Monday, Sep. 09, 1974
Lutherans at War
"The Lutheran Church-Missouri Synod we have known is dead. The institution that has given us life is no more. Its structures are hopelessly corrupt. Its leadership is morally bankrupt. Its rank-and-file members have chosen to ignore and overlook evil."
Wearing flowing white ecclesiastical robes, the Rev. John Tietjen, leader of the Missouri Synod's breakaway liberal faction, delivered that bitter eulogy last week from a pulpit set up in an auditorium at the O'Hare Inn near Chicago. It was what his 1,600 listeners wanted to hear. They were members of Evangelical Lutherans in Mission (E.L.I.M.), a dissident group that has been warring openly with the conservative hierarchy of the 2.8 million-member denomination. Tietjen's lament for the church underlined the fact that the Missouri Synod's conservative leadership is now firmly in command.
For more than a year, the Missouri Synod has been torn by an ever deepening division between the church's conservatives, who hew to a strictly literal interpretation of the Bible, and its moderate liberals, who more readily use modern methods of biblical criticism and tend to view some supposedly historical passages (the Garden of Eden story, for example) as religious myth.
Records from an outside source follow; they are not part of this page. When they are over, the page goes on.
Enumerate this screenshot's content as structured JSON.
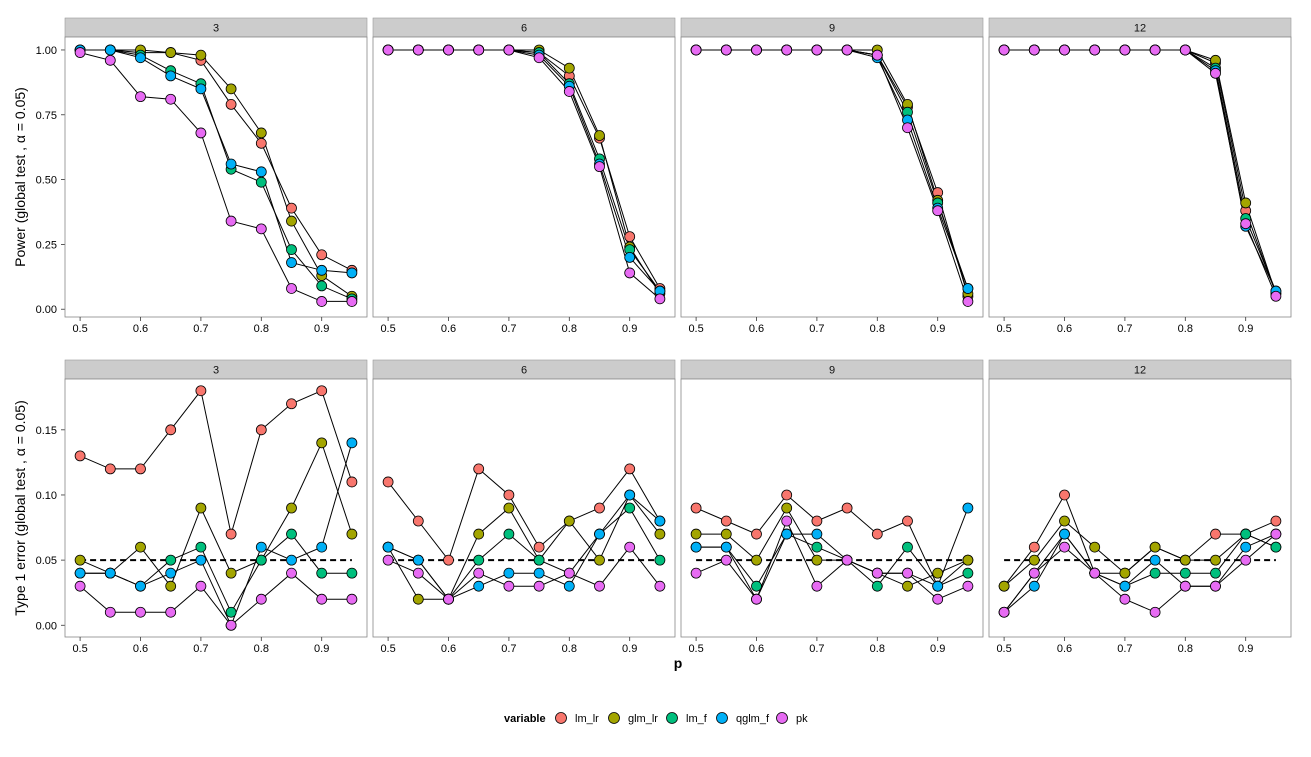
{
  "colors": {
    "lm_lr": "#F8766D",
    "glm_lr": "#A3A500",
    "lm_f": "#00BF7D",
    "qglm_f": "#00B0F6",
    "pk": "#E76BF3",
    "strip": "#cccccc"
  },
  "legend": {
    "title": "variable",
    "items": [
      {
        "key": "lm_lr",
        "label": "lm_lr"
      },
      {
        "key": "glm_lr",
        "label": "glm_lr"
      },
      {
        "key": "lm_f",
        "label": "lm_f"
      },
      {
        "key": "qglm_f",
        "label": "qglm_f"
      },
      {
        "key": "pk",
        "label": "pk"
      }
    ]
  },
  "xlabel": "p",
  "chart_data": [
    {
      "type": "line",
      "row": "power",
      "ylabel": "Power (global test , α = 0.05)",
      "ylim": [
        -0.03,
        1.05
      ],
      "yticks": [
        0.0,
        0.25,
        0.5,
        0.75,
        1.0
      ],
      "ytick_labels": [
        "0.00",
        "0.25",
        "0.50",
        "0.75",
        "1.00"
      ],
      "xlim": [
        0.475,
        0.975
      ],
      "xticks": [
        0.5,
        0.6,
        0.7,
        0.8,
        0.9
      ],
      "xtick_labels": [
        "0.5",
        "0.6",
        "0.7",
        "0.8",
        "0.9"
      ],
      "x": [
        0.5,
        0.55,
        0.6,
        0.65,
        0.7,
        0.75,
        0.8,
        0.85,
        0.9,
        0.95
      ],
      "reference_line": null,
      "panels": [
        {
          "strip": "3",
          "series": [
            {
              "name": "lm_lr",
              "values": [
                1.0,
                1.0,
                0.99,
                0.99,
                0.96,
                0.79,
                0.64,
                0.39,
                0.21,
                0.15
              ]
            },
            {
              "name": "glm_lr",
              "values": [
                1.0,
                1.0,
                1.0,
                0.99,
                0.98,
                0.85,
                0.68,
                0.34,
                0.13,
                0.05
              ]
            },
            {
              "name": "lm_f",
              "values": [
                1.0,
                1.0,
                0.98,
                0.92,
                0.87,
                0.54,
                0.49,
                0.23,
                0.09,
                0.04
              ]
            },
            {
              "name": "qglm_f",
              "values": [
                1.0,
                1.0,
                0.97,
                0.9,
                0.85,
                0.56,
                0.53,
                0.18,
                0.15,
                0.14
              ]
            },
            {
              "name": "pk",
              "values": [
                0.99,
                0.96,
                0.82,
                0.81,
                0.68,
                0.34,
                0.31,
                0.08,
                0.03,
                0.03
              ]
            }
          ]
        },
        {
          "strip": "6",
          "series": [
            {
              "name": "lm_lr",
              "values": [
                1.0,
                1.0,
                1.0,
                1.0,
                1.0,
                0.99,
                0.9,
                0.66,
                0.28,
                0.08
              ]
            },
            {
              "name": "glm_lr",
              "values": [
                1.0,
                1.0,
                1.0,
                1.0,
                1.0,
                1.0,
                0.93,
                0.67,
                0.24,
                0.06
              ]
            },
            {
              "name": "lm_f",
              "values": [
                1.0,
                1.0,
                1.0,
                1.0,
                1.0,
                0.99,
                0.87,
                0.58,
                0.23,
                0.07
              ]
            },
            {
              "name": "qglm_f",
              "values": [
                1.0,
                1.0,
                1.0,
                1.0,
                1.0,
                0.98,
                0.86,
                0.56,
                0.2,
                0.07
              ]
            },
            {
              "name": "pk",
              "values": [
                1.0,
                1.0,
                1.0,
                1.0,
                1.0,
                0.97,
                0.84,
                0.55,
                0.14,
                0.04
              ]
            }
          ]
        },
        {
          "strip": "9",
          "series": [
            {
              "name": "lm_lr",
              "values": [
                1.0,
                1.0,
                1.0,
                1.0,
                1.0,
                1.0,
                0.98,
                0.78,
                0.45,
                0.05
              ]
            },
            {
              "name": "glm_lr",
              "values": [
                1.0,
                1.0,
                1.0,
                1.0,
                1.0,
                1.0,
                1.0,
                0.79,
                0.42,
                0.06
              ]
            },
            {
              "name": "lm_f",
              "values": [
                1.0,
                1.0,
                1.0,
                1.0,
                1.0,
                1.0,
                0.98,
                0.76,
                0.41,
                0.08
              ]
            },
            {
              "name": "qglm_f",
              "values": [
                1.0,
                1.0,
                1.0,
                1.0,
                1.0,
                1.0,
                0.97,
                0.73,
                0.39,
                0.08
              ]
            },
            {
              "name": "pk",
              "values": [
                1.0,
                1.0,
                1.0,
                1.0,
                1.0,
                1.0,
                0.98,
                0.7,
                0.38,
                0.03
              ]
            }
          ]
        },
        {
          "strip": "12",
          "series": [
            {
              "name": "lm_lr",
              "values": [
                1.0,
                1.0,
                1.0,
                1.0,
                1.0,
                1.0,
                1.0,
                0.95,
                0.38,
                0.06
              ]
            },
            {
              "name": "glm_lr",
              "values": [
                1.0,
                1.0,
                1.0,
                1.0,
                1.0,
                1.0,
                1.0,
                0.96,
                0.41,
                0.06
              ]
            },
            {
              "name": "lm_f",
              "values": [
                1.0,
                1.0,
                1.0,
                1.0,
                1.0,
                1.0,
                1.0,
                0.93,
                0.35,
                0.07
              ]
            },
            {
              "name": "qglm_f",
              "values": [
                1.0,
                1.0,
                1.0,
                1.0,
                1.0,
                1.0,
                1.0,
                0.92,
                0.32,
                0.07
              ]
            },
            {
              "name": "pk",
              "values": [
                1.0,
                1.0,
                1.0,
                1.0,
                1.0,
                1.0,
                1.0,
                0.91,
                0.33,
                0.05
              ]
            }
          ]
        }
      ]
    },
    {
      "type": "line",
      "row": "type1",
      "ylabel": "Type 1 error (global test , α = 0.05)",
      "ylim": [
        -0.009,
        0.189
      ],
      "yticks": [
        0.0,
        0.05,
        0.1,
        0.15
      ],
      "ytick_labels": [
        "0.00",
        "0.05",
        "0.10",
        "0.15"
      ],
      "xlim": [
        0.475,
        0.975
      ],
      "xticks": [
        0.5,
        0.6,
        0.7,
        0.8,
        0.9
      ],
      "xtick_labels": [
        "0.5",
        "0.6",
        "0.7",
        "0.8",
        "0.9"
      ],
      "x": [
        0.5,
        0.55,
        0.6,
        0.65,
        0.7,
        0.75,
        0.8,
        0.85,
        0.9,
        0.95
      ],
      "reference_line": 0.05,
      "panels": [
        {
          "strip": "3",
          "series": [
            {
              "name": "lm_lr",
              "values": [
                0.13,
                0.12,
                0.12,
                0.15,
                0.18,
                0.07,
                0.15,
                0.17,
                0.18,
                0.11
              ]
            },
            {
              "name": "glm_lr",
              "values": [
                0.05,
                0.04,
                0.06,
                0.03,
                0.09,
                0.04,
                0.05,
                0.09,
                0.14,
                0.07
              ]
            },
            {
              "name": "lm_f",
              "values": [
                0.04,
                0.04,
                0.03,
                0.05,
                0.06,
                0.01,
                0.05,
                0.07,
                0.04,
                0.04
              ]
            },
            {
              "name": "qglm_f",
              "values": [
                0.04,
                0.04,
                0.03,
                0.04,
                0.05,
                0.0,
                0.06,
                0.05,
                0.06,
                0.14
              ]
            },
            {
              "name": "pk",
              "values": [
                0.03,
                0.01,
                0.01,
                0.01,
                0.03,
                0.0,
                0.02,
                0.04,
                0.02,
                0.02
              ]
            }
          ]
        },
        {
          "strip": "6",
          "series": [
            {
              "name": "lm_lr",
              "values": [
                0.11,
                0.08,
                0.05,
                0.12,
                0.1,
                0.06,
                0.08,
                0.09,
                0.12,
                0.08
              ]
            },
            {
              "name": "glm_lr",
              "values": [
                0.06,
                0.02,
                0.02,
                0.07,
                0.09,
                0.05,
                0.08,
                0.05,
                0.1,
                0.07
              ]
            },
            {
              "name": "lm_f",
              "values": [
                0.06,
                0.05,
                0.02,
                0.05,
                0.07,
                0.05,
                0.04,
                0.07,
                0.09,
                0.05
              ]
            },
            {
              "name": "qglm_f",
              "values": [
                0.06,
                0.05,
                0.02,
                0.03,
                0.04,
                0.04,
                0.03,
                0.07,
                0.1,
                0.08
              ]
            },
            {
              "name": "pk",
              "values": [
                0.05,
                0.04,
                0.02,
                0.04,
                0.03,
                0.03,
                0.04,
                0.03,
                0.06,
                0.03
              ]
            }
          ]
        },
        {
          "strip": "9",
          "series": [
            {
              "name": "lm_lr",
              "values": [
                0.09,
                0.08,
                0.07,
                0.1,
                0.08,
                0.09,
                0.07,
                0.08,
                0.03,
                0.05
              ]
            },
            {
              "name": "glm_lr",
              "values": [
                0.07,
                0.07,
                0.05,
                0.09,
                0.05,
                0.05,
                0.04,
                0.03,
                0.04,
                0.05
              ]
            },
            {
              "name": "lm_f",
              "values": [
                0.06,
                0.06,
                0.03,
                0.07,
                0.06,
                0.05,
                0.03,
                0.06,
                0.03,
                0.04
              ]
            },
            {
              "name": "qglm_f",
              "values": [
                0.06,
                0.06,
                0.02,
                0.07,
                0.07,
                0.05,
                0.04,
                0.04,
                0.03,
                0.09
              ]
            },
            {
              "name": "pk",
              "values": [
                0.04,
                0.05,
                0.02,
                0.08,
                0.03,
                0.05,
                0.04,
                0.04,
                0.02,
                0.03
              ]
            }
          ]
        },
        {
          "strip": "12",
          "series": [
            {
              "name": "lm_lr",
              "values": [
                0.03,
                0.06,
                0.1,
                0.04,
                0.04,
                0.06,
                0.05,
                0.07,
                0.07,
                0.08
              ]
            },
            {
              "name": "glm_lr",
              "values": [
                0.03,
                0.05,
                0.08,
                0.06,
                0.04,
                0.06,
                0.05,
                0.05,
                0.07,
                0.06
              ]
            },
            {
              "name": "lm_f",
              "values": [
                0.01,
                0.04,
                0.07,
                0.04,
                0.03,
                0.04,
                0.04,
                0.04,
                0.07,
                0.06
              ]
            },
            {
              "name": "qglm_f",
              "values": [
                0.01,
                0.03,
                0.07,
                0.04,
                0.03,
                0.05,
                0.03,
                0.03,
                0.06,
                0.07
              ]
            },
            {
              "name": "pk",
              "values": [
                0.01,
                0.04,
                0.06,
                0.04,
                0.02,
                0.01,
                0.03,
                0.03,
                0.05,
                0.07
              ]
            }
          ]
        }
      ]
    }
  ]
}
At the Synod's convention in New Orleans last year, the conservatives consolidated their hold on the denomination by returning the Rev. Jacob A.O. ("Jack") Preus to the church's presidency and winning a majority on the board of its keystone theological school, Concordia Seminary of St. Louis.
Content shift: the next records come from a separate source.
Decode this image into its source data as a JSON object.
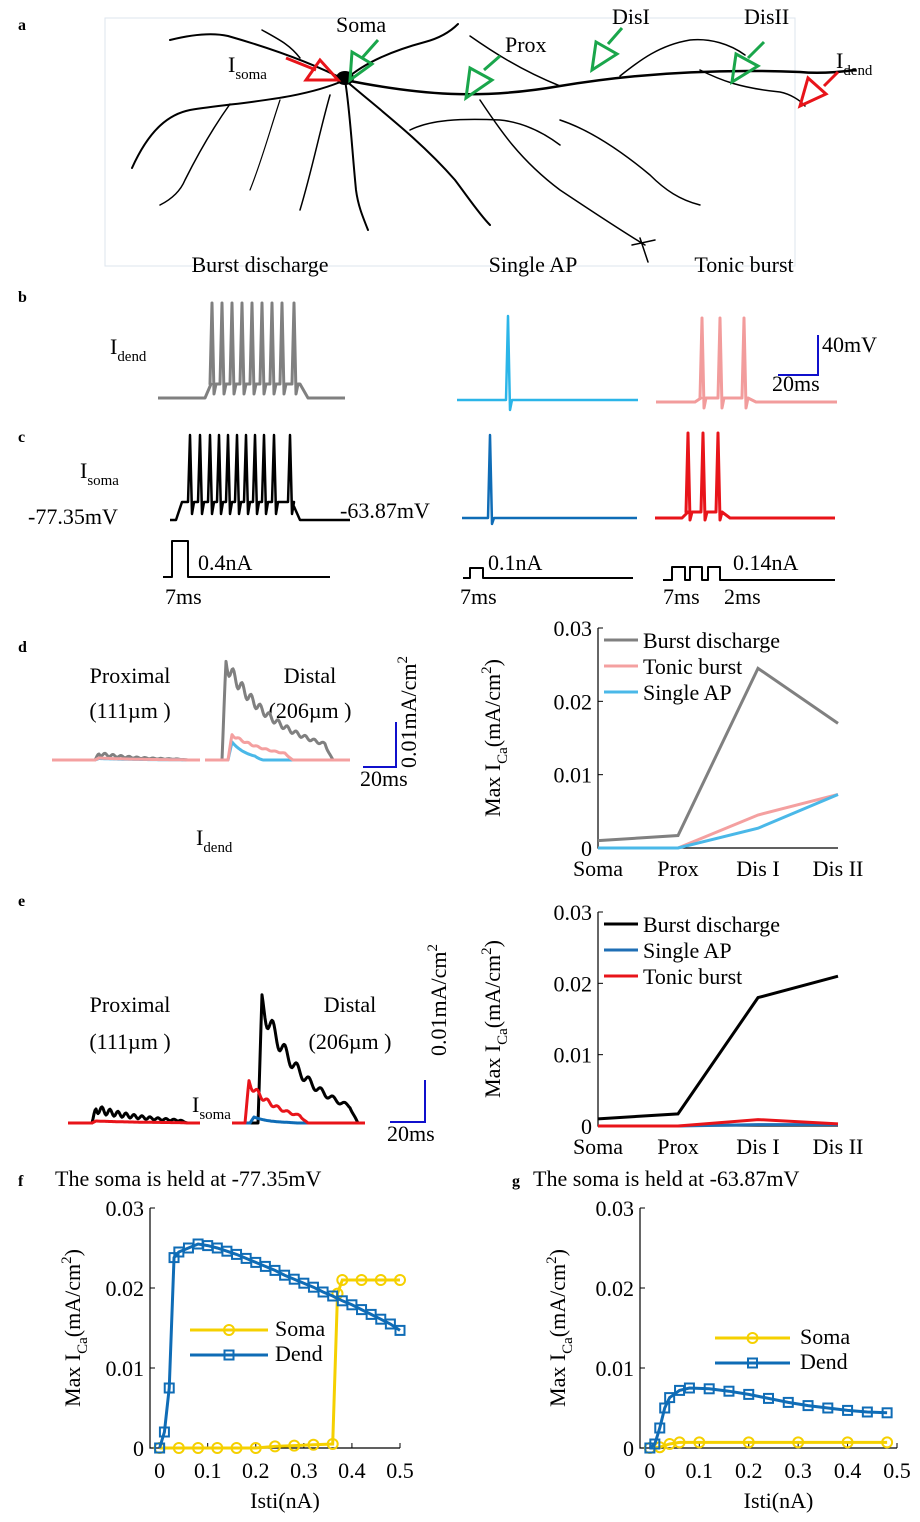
{
  "panel_a": {
    "letter": "a",
    "labels": {
      "soma": "Soma",
      "prox": "Prox",
      "dis1": "DisI",
      "dis2": "DisII"
    },
    "i_soma": {
      "main": "I",
      "sub": "soma"
    },
    "i_dend": {
      "main": "I",
      "sub": "dend"
    },
    "modes": [
      "Burst discharge",
      "Single AP",
      "Tonic burst"
    ]
  },
  "panel_b": {
    "letter": "b",
    "current": {
      "main": "I",
      "sub": "dend"
    },
    "scale_v": "40mV",
    "scale_t": "20ms"
  },
  "panel_c": {
    "letter": "c",
    "current": {
      "main": "I",
      "sub": "soma"
    },
    "holding": [
      "-77.35mV",
      "-63.87mV"
    ],
    "amplitudes": [
      "0.4nA",
      "0.1nA",
      "0.14nA"
    ],
    "durations": [
      "7ms",
      "7ms",
      "7ms",
      "2ms"
    ]
  },
  "panel_d": {
    "letter": "d",
    "regions": [
      "Proximal",
      "(111µm )",
      "Distal",
      "(206µm )"
    ],
    "scale_i": {
      "main": "0.01mA/cm",
      "sup": "2"
    },
    "scale_t": "20ms",
    "current": {
      "main": "I",
      "sub": "dend"
    }
  },
  "panel_e": {
    "letter": "e",
    "regions": [
      "Proximal",
      "(111µm )",
      "Distal",
      "(206µm )"
    ],
    "scale_i": {
      "main": "0.01mA/cm",
      "sup": "2"
    },
    "scale_t": "20ms",
    "current": {
      "main": "I",
      "sub": "soma"
    }
  },
  "chart_data": [
    {
      "type": "line",
      "categories": [
        "Soma",
        "Prox",
        "Dis I",
        "Dis II"
      ],
      "y_label": {
        "main": "Max I",
        "sub": "Ca",
        "unit": "(mA/cm",
        "sup": "2",
        "close": ")"
      },
      "ylim": [
        0,
        0.03
      ],
      "yticks": [
        0,
        0.01,
        0.02,
        0.03
      ],
      "legend": "upper left",
      "series": [
        {
          "name": "Burst discharge",
          "color": "#808080",
          "values": [
            0.001,
            0.0017,
            0.0245,
            0.017
          ]
        },
        {
          "name": "Tonic burst",
          "color": "#f4a0a0",
          "values": [
            0,
            0,
            0.0045,
            0.0073
          ]
        },
        {
          "name": "Single AP",
          "color": "#4ab8e8",
          "values": [
            0,
            0,
            0.0027,
            0.0073
          ]
        }
      ]
    },
    {
      "type": "line",
      "categories": [
        "Soma",
        "Prox",
        "Dis I",
        "Dis II"
      ],
      "y_label": {
        "main": "Max I",
        "sub": "Ca",
        "unit": "(mA/cm",
        "sup": "2",
        "close": ")"
      },
      "ylim": [
        0,
        0.03
      ],
      "yticks": [
        0,
        0.01,
        0.02,
        0.03
      ],
      "legend": "upper left",
      "series": [
        {
          "name": "Burst discharge",
          "color": "#000000",
          "values": [
            0.001,
            0.0017,
            0.018,
            0.021
          ]
        },
        {
          "name": "Single AP",
          "color": "#1f6fb5",
          "values": [
            0,
            0,
            0.0002,
            0.0002
          ]
        },
        {
          "name": "Tonic burst",
          "color": "#e8141a",
          "values": [
            0,
            0,
            0.0009,
            0.0003
          ]
        }
      ]
    },
    {
      "type": "line",
      "panel_letter": "f",
      "title": "The soma is held at -77.35mV",
      "x_label": "Isti(nA)",
      "y_label": {
        "main": "Max I",
        "sub": "Ca",
        "unit": "(mA/cm",
        "sup": "2",
        "close": ")"
      },
      "xlim": [
        -0.02,
        0.5
      ],
      "xticks": [
        0,
        0.1,
        0.2,
        0.3,
        0.4,
        0.5
      ],
      "ylim": [
        0,
        0.03
      ],
      "yticks": [
        0,
        0.01,
        0.02,
        0.03
      ],
      "legend": "center left",
      "series": [
        {
          "name": "Soma",
          "color": "#f5d000",
          "marker": "circle",
          "x": [
            0,
            0.04,
            0.08,
            0.12,
            0.16,
            0.2,
            0.24,
            0.28,
            0.32,
            0.36,
            0.37,
            0.38,
            0.42,
            0.46,
            0.5
          ],
          "values": [
            0,
            0,
            0,
            0,
            0,
            0,
            0.0002,
            0.0003,
            0.0004,
            0.0005,
            0.0193,
            0.021,
            0.021,
            0.021,
            0.021
          ]
        },
        {
          "name": "Dend",
          "color": "#0f6cb6",
          "marker": "square",
          "x": [
            0,
            0.01,
            0.02,
            0.03,
            0.04,
            0.06,
            0.08,
            0.1,
            0.12,
            0.14,
            0.16,
            0.18,
            0.2,
            0.22,
            0.24,
            0.26,
            0.28,
            0.3,
            0.32,
            0.34,
            0.36,
            0.38,
            0.4,
            0.42,
            0.44,
            0.46,
            0.48,
            0.5
          ],
          "values": [
            0,
            0.002,
            0.0075,
            0.0238,
            0.0245,
            0.025,
            0.0255,
            0.0253,
            0.025,
            0.0246,
            0.0242,
            0.0237,
            0.0232,
            0.0227,
            0.0222,
            0.0216,
            0.0211,
            0.0206,
            0.0201,
            0.0195,
            0.019,
            0.0184,
            0.0179,
            0.0173,
            0.0167,
            0.0161,
            0.0155,
            0.0147
          ]
        }
      ]
    },
    {
      "type": "line",
      "panel_letter": "g",
      "title": "The soma is held at -63.87mV",
      "x_label": "Isti(nA)",
      "y_label": {
        "main": "Max I",
        "sub": "Ca",
        "unit": "(mA/cm",
        "sup": "2",
        "close": ")"
      },
      "xlim": [
        -0.02,
        0.5
      ],
      "xticks": [
        0,
        0.1,
        0.2,
        0.3,
        0.4,
        0.5
      ],
      "ylim": [
        0,
        0.03
      ],
      "yticks": [
        0,
        0.01,
        0.02,
        0.03
      ],
      "legend": "upper center",
      "series": [
        {
          "name": "Soma",
          "color": "#f5d000",
          "marker": "circle",
          "x": [
            0,
            0.02,
            0.04,
            0.06,
            0.1,
            0.2,
            0.3,
            0.4,
            0.48
          ],
          "values": [
            0,
            0.0001,
            0.0005,
            0.0007,
            0.0007,
            0.0007,
            0.0007,
            0.0007,
            0.0007
          ]
        },
        {
          "name": "Dend",
          "color": "#0f6cb6",
          "marker": "square",
          "x": [
            0,
            0.01,
            0.02,
            0.03,
            0.04,
            0.06,
            0.08,
            0.12,
            0.16,
            0.2,
            0.24,
            0.28,
            0.32,
            0.36,
            0.4,
            0.44,
            0.48
          ],
          "values": [
            0,
            0.0005,
            0.0025,
            0.005,
            0.0063,
            0.0072,
            0.0075,
            0.0074,
            0.0071,
            0.0067,
            0.0062,
            0.0057,
            0.0053,
            0.005,
            0.0047,
            0.0045,
            0.0044
          ]
        }
      ]
    }
  ]
}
Last January, the Concordia board suspended John Tietjen as the seminary's president on charges that included the fostering of heresy (TIME, Feb. 4). The action incited a wholesale student and faculty rebellion and prompted the rebels to establish a liberal-oriented Seminary in Exile (Seminex) that almost stripped the official seminary of teachers and students. Evangelical Lutherans in Mission, founded a year ago, has become the organizational voice of the dissidents and the funding channel for the breakaway seminary.
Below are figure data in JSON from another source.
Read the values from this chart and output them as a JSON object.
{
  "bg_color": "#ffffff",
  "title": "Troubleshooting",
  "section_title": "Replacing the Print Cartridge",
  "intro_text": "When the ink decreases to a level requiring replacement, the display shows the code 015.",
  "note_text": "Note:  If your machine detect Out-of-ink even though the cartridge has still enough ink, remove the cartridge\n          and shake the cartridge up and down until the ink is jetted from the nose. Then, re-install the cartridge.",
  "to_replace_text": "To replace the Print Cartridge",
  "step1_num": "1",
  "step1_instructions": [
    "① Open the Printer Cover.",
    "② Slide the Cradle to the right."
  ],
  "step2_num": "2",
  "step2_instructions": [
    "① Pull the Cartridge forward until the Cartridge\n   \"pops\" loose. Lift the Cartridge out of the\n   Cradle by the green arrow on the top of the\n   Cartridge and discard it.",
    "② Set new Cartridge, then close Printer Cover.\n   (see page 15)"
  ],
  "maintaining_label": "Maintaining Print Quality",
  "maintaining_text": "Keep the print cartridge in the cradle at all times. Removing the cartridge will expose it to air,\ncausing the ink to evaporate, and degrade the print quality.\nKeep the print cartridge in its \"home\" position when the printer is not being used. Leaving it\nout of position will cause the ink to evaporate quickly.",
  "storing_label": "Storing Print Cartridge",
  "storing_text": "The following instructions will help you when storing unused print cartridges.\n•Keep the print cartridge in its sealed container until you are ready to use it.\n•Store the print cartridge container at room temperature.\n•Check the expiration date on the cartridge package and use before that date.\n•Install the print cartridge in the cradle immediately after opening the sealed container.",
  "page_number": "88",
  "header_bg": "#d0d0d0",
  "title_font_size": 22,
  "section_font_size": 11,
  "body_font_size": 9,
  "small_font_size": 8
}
But instead of reeling from the dissidents' vigorous challenge, the Synod's conservatives have recovered remarkably. This week, as registration begins at Concordia, no fewer than 170 full-time students are expected to enroll in the standard master of divinity program, along with 20 other graduate students; that total is well above the most optimistic predictions after the split last winter, even though far below the 650 enrolled before the controversy began. Acting President Ralph A. Bohlmann, who has been Preus' theological aide-de-camp, has fielded a full-time faculty of 18 (compared with four last spring). Meanwhile, the Missouri Synod's other official theological school, Concordia Seminary of Springfield, Ill., has an aggressive new president, the Rev. Robert D. Preus--Jack's brother and a conservative with impressive intellectual credentials. It also has its biggest incoming class (118) in years. All this suggests a strong allegiance to old-line traditionalism, even among younger Lutherans.
Nonetheless, the liberals' Seminex, which continues to use the classrooms of the Society of Jesus at St. Louis University and those of the United Church of Christ's Eden Seminary, is holding its own. Nearly all of last year's underclassmen will return, as well as 70 newcomers, for a total enrollment of 408. Though the conservatives pressured congregations against accepting Seminex's 124 May graduates, 77 have already been placed in church work (only 21, however, have thus far been ordained). As for E.L.I.M.,. though it claims heavy clerical backing (1,827 members out of 5,100 North American clergy), financial support comes from only 296 of the Missouri Synod's 6,100 parishes. Still, it is enough: after subsidizing Seminex's first semester last spring, E.L.I.M. ended the fiscal year with a surplus of $230,000.
At last week's Chicago meeting, E.L.I.M. delegates generally agreed to stay and fight within the church rather than break with it in open schism--at least until conservatives actively move to throw them out. Respected Church Historian Martin Marty--a board member of E.L.I.M.--argued that before that could happen, the detested conservative leadership might simply fall apart, largely because of its inherent divisiveness. "I don't believe the two official seminaries will survive," he says. "They will have to combine. The financial devastation will start showing soon. Careers are gone, families are divided. Any congregation that gets active in this situation is destroyed."
The conservatives, of course, take an opposite view, especially in the wake of Concordia's astonishing rebound. Seminex, predicts Church President Preus, "will wither away in a couple of years." Preus dismisses talk of any actual schism. "E.L.I.M. is mainly a clergy movement," he observes. "There will not be any split, primarily because the lay people are not cranked up." Moreover, Preus insists, he is not going to do anything "to stir things up further." With the conservatives' firm grip on the seminaries, "there's no reason for heresy hunts in the parishes."